"Then God curse you, Sam Gretry, for the man who failed me in a crisis!" And, as he spoke, Curtis Jadwin struck the broker full in the face.
Gretry staggered back from the blow. His pale face flashed to crimson for an instant, his fists clenched; then his hands fell to his sides.
"No," he said; "let him go--let him go. The man is merely mad!"
Jadwin thrust the men who tried to hold him to one side, and rushed from the room.
"It's the end," Gretry said simply. He wrote a couple of lines, and handed the note to the senior clerk. "Take that to the secretary of the board at once."
Straight into the turmoil and confusion of the Pit, into the scene of so many of his victories, came the "Great Bull." The news went flashing and flying from lip to lip. The wheat Pit, torn and tossed and rent asunder, stood dismayed, so great had been his power. What was about to happen? Jadwin himself, the great man, in the Pit! Had his enemies been too premature in their hope of his defeat? For a second they hesitated, then moved by a common impulse, feeling the push of the wonderful new harvest behind them, gathered themselves together for the final assault, and again offered the wheat for sale--offered it by thousands upon thousands of bushels.

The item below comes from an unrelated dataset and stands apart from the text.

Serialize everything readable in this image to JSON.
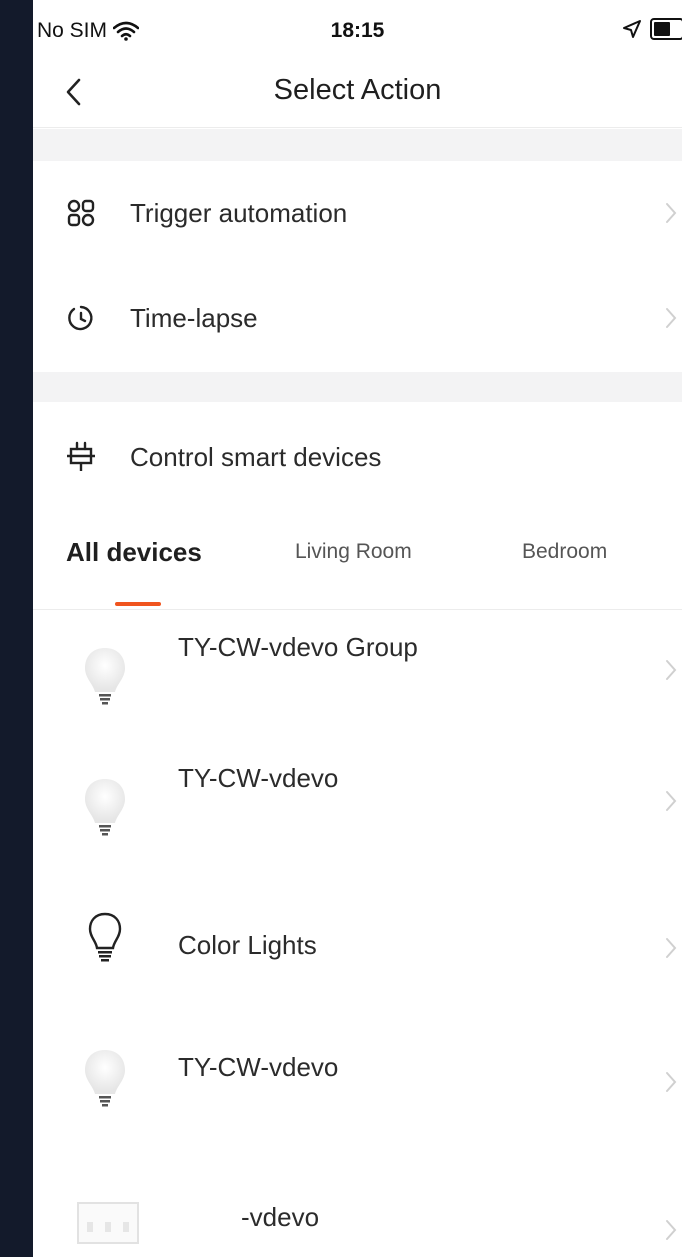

Blind and insensate, Jadwin strove against the torrent of the wheat. Under the stress and violence of the hour, something snapped in his brain; but he stood erect there in the middle of the Pit, iron to the end, proclaiming over the din of his enemies, like a bugle sounding to the charge of a forlorn hope.
"Give a dollar for July--give a dollar for July!"
Then little by little the tumult of the Pit subsided. There were sudden lapses in the shouting, and again the clamour would break out.
All at once the Pit, the entire floor of the Board of Trade, was struck dumb. In the midst of the profound silence the secretary announced. "All trades with Gretry & Co. must be closed at once!"